By Kara Kupferberg
Great Neck. Cambridge. Atlanta. In the past year, the media has highlighted a series of major cheating scandals in these cities. High school and Ivy League students, teachers and administrators — all caught actively cheating. As these scandals shock the nation, academic institutions across the board struggle to promote academic integrity in the wake of a cheating epidemic.
The societal focus on grades over genuine learning inevitably influences student behavior. At South, we face less dramatic issues: copying math homework, stealing from SparkNotes, or failing to cite in a research paper. Clicking copy and paste may seem harmless, but each time you hit command-v, you contribute to a broader culture of low academic integrity. We must address this issue by affirmatively teaching the value of ethics.
Teachers’ responses to this issue vary. Some avoid it by focusing on in-class assignments; others have stopped giving credit for homework all together, and many just address it on a case-by-case basis when work seems suspicious. Some teachers turn to TurnItIn.com, a program that analyzes the originality of work by comparing it against other sources. While these solutions may act as deterrents and identify offenders, they do not solve the underlying problem.
Unfortunately, the line between cheating and collaborating is often blurred. Can I discuss the homework questions? Can I ask someone to explain a math problem? We must be careful to protect the value of collaboration. Many instances of plagiarism result from ignorance, not malice. Often, the only conversation about plagiarism occurs while reviewing the course expectations sheet, the topic not resurfacing until a teacher confronts a student about plagiarism.
Last year, the Shared Decision Making Committee created a chart to help clarify what is and what is not plagiarism. With this conscious effort by teachers to define plagiarism, it is up to students to make ethical decisions.

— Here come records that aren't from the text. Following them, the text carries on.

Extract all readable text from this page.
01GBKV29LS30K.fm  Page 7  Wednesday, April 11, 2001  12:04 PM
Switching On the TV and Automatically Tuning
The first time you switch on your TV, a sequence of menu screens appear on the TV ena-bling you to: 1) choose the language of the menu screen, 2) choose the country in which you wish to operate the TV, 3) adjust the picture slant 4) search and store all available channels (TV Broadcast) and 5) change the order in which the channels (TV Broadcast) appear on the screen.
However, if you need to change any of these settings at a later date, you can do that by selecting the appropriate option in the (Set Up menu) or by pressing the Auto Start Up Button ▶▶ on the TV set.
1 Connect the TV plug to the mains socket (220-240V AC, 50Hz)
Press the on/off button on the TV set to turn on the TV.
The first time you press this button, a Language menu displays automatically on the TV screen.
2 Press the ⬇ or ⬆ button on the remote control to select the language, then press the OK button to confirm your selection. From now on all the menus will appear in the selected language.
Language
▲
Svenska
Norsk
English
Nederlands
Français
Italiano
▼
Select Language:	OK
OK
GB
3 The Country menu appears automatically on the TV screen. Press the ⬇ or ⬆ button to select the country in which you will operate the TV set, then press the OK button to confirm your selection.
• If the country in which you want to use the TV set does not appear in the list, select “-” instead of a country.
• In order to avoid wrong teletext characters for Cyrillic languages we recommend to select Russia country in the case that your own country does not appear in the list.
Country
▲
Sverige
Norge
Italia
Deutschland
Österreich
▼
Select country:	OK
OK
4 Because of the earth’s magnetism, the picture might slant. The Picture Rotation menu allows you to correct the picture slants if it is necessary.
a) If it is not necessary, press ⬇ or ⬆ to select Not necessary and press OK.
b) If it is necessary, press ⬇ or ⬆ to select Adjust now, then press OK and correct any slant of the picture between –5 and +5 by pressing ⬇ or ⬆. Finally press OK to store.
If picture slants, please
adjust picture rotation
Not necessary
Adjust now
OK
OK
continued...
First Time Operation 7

There is no single solution, but there are many things we can do. Students should try to discuss overwhelming workloads and figure out alternative solutions to plagiarism. We must learn how to maturely cope in difficult situations without lapsing into unethical behavior.
We must consciously prioritize ethics over grades. It is not a simple lesson; it is a continual shift in focus from acheiving the grade to understanding the value of integrity. If we do not lay the foundation for ethical behavior in high school, we cannot expect students to grow into ethical adults.